「配当金だけで暮らせたら…」一度はそんな夢を描いたことはありませんか?
私自身、つみたてNISAを始めてから「いつか配当金だけで生活できたら」と漠然と考えていました。でも実際に計算してみると、思っていた以上に高いハードルがあることが分かりました。
今日は「配当金だけで年収300万円」を実現するには、実際どのくらいの元本が必要なのか、具体的な数字で見ていきたいと思います。
配当金だけで年収300万円、必要な元本は?
利回り別に必要な元本をまとめてみました。
・利回り3%(国内高配当株の平均的水準):必要元本 約1億円
・利回り4%(SPYD・VYM等の高配当ETF):必要元本 約7,500万円
・利回り5%(個別高配当株中心):必要元本 約6,000万円
・利回り6%(かなりリスクを取った場合):必要元本 約5,000万円
正直、最初にこの数字を見たとき「えっ、そんなに…」と思いました。利回り4%の比較的現実的な水準で考えても、7,500万円という金額は、多くの人にとって簡単には届かない金額です。
さらに立ちはだかる「税金の壁」
ここで見落としがちなのが税金です。
NISA口座以外で受け取る配当には20.315%の税金がかかります。つまり、手取りで年収300万円を得るためには、税引前で約376万円の配当が必要になる計算です。
上の表の元本は、実はさらに+25%程度多く見ておく必要があるということです。
新NISAは生涯非課税枠が1,800万円までと決まっているので、仮に7,500万円〜1億円規模で運用するとなると、その大部分は課税口座にならざるを得ません。非課税の恩恵をフルに受けられるのは、あくまで一部だけ、というのが現実です。
「配当金だけ」を目指すのは現実的じゃない
ここまでの数字を見ると、「配当金だけで生活する」というのは、よほど大きな資産を持っている人でない限り、現実的なゴールとは言いにくいというのが正直なところです。
でも、だからといって投資をする意味がないわけではありません。むしろ私は、ここで改めて「長期投資」の価値を実感しました。
それでも「長期投資」が有効な理由
複利効果は時間が長いほど効いてくる
投資の利益が利益を生む「複利」の効果は、時間が長いほど大きくなります。たとえ少額からのスタートでも、10年、15年と続けることで資産は雪だるま式に育っていきます。
50代からでも、まだ15年ある
「もう50代だから遅い」と思う方もいるかもしれませんが、60代半ば〜後半までの15年というのは、複利効果を活かすには十分な期間です。私自身も今、この15年という時間軸を意識しながら資産配分を考えています。
配当「だけ」にこだわらない
配当金という「インカムゲイン」だけでなく、資産が値上がりする「キャピタルゲイン」も合わせたトータルリターンで考えると、もっと現実的な選択肢が見えてきます。必要なときに資産の一部を売って使う、という発想です。
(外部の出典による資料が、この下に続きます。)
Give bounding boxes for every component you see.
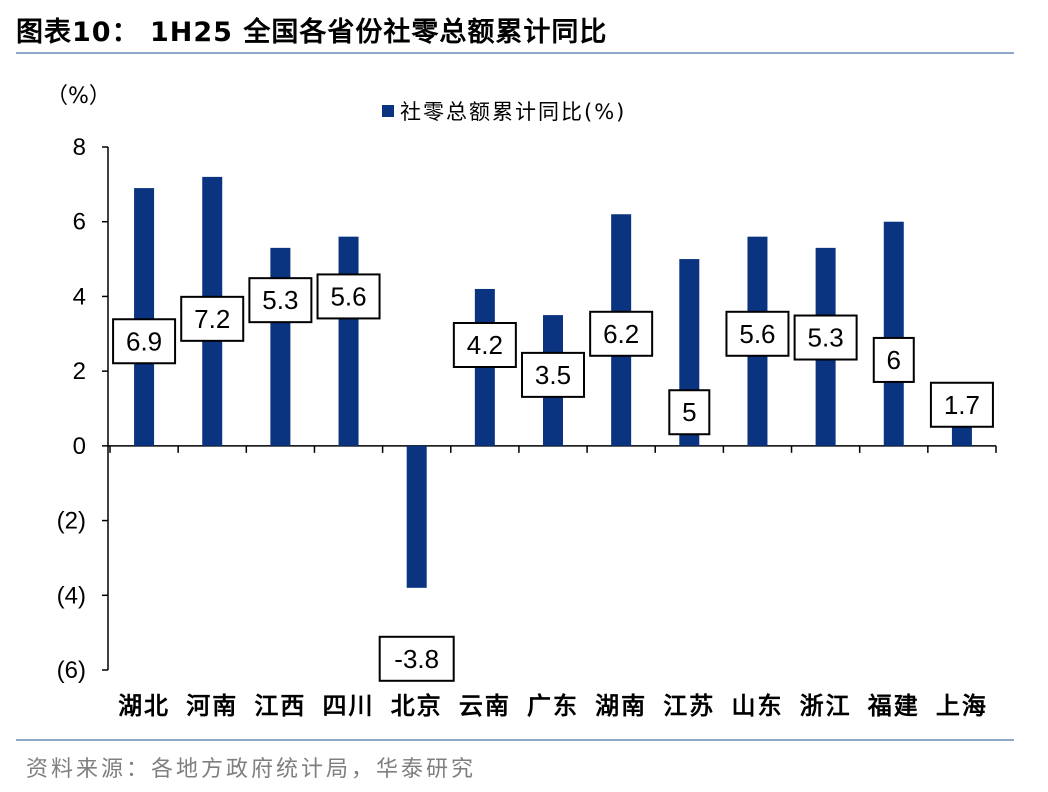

では、実際にお金が必要になったら、どう資産を使えばいい?
配当金だけに頼らないとなると、次に気になるのが「貯めた資産を、どうやって取り崩していくか」という問題です。
・定額で取り崩すのか、定率で取り崩すのか
・どの口座から先に取り崩すべきか
・暴落のタイミングで取り崩すとどうなるのか
・そもそも、いつから取り崩しを考え始めればいいのか
特に50代の方にとっては「いつから準備を始めるべきか」が気になるところだと思います。
次回の記事では、この「取り崩し」について、基本的な考え方や流れをさらっと整理してお伝えします。詳しい実践方法は、また改めてじっくり記事にする予定です。
※本記事は一般的な利回り計算に基づくシミュレーションであり、特定の投資商品や手法を推奨するものではありません。実際の運用には元本割れのリスクが伴います。投資判断はご自身の責任で行ってください。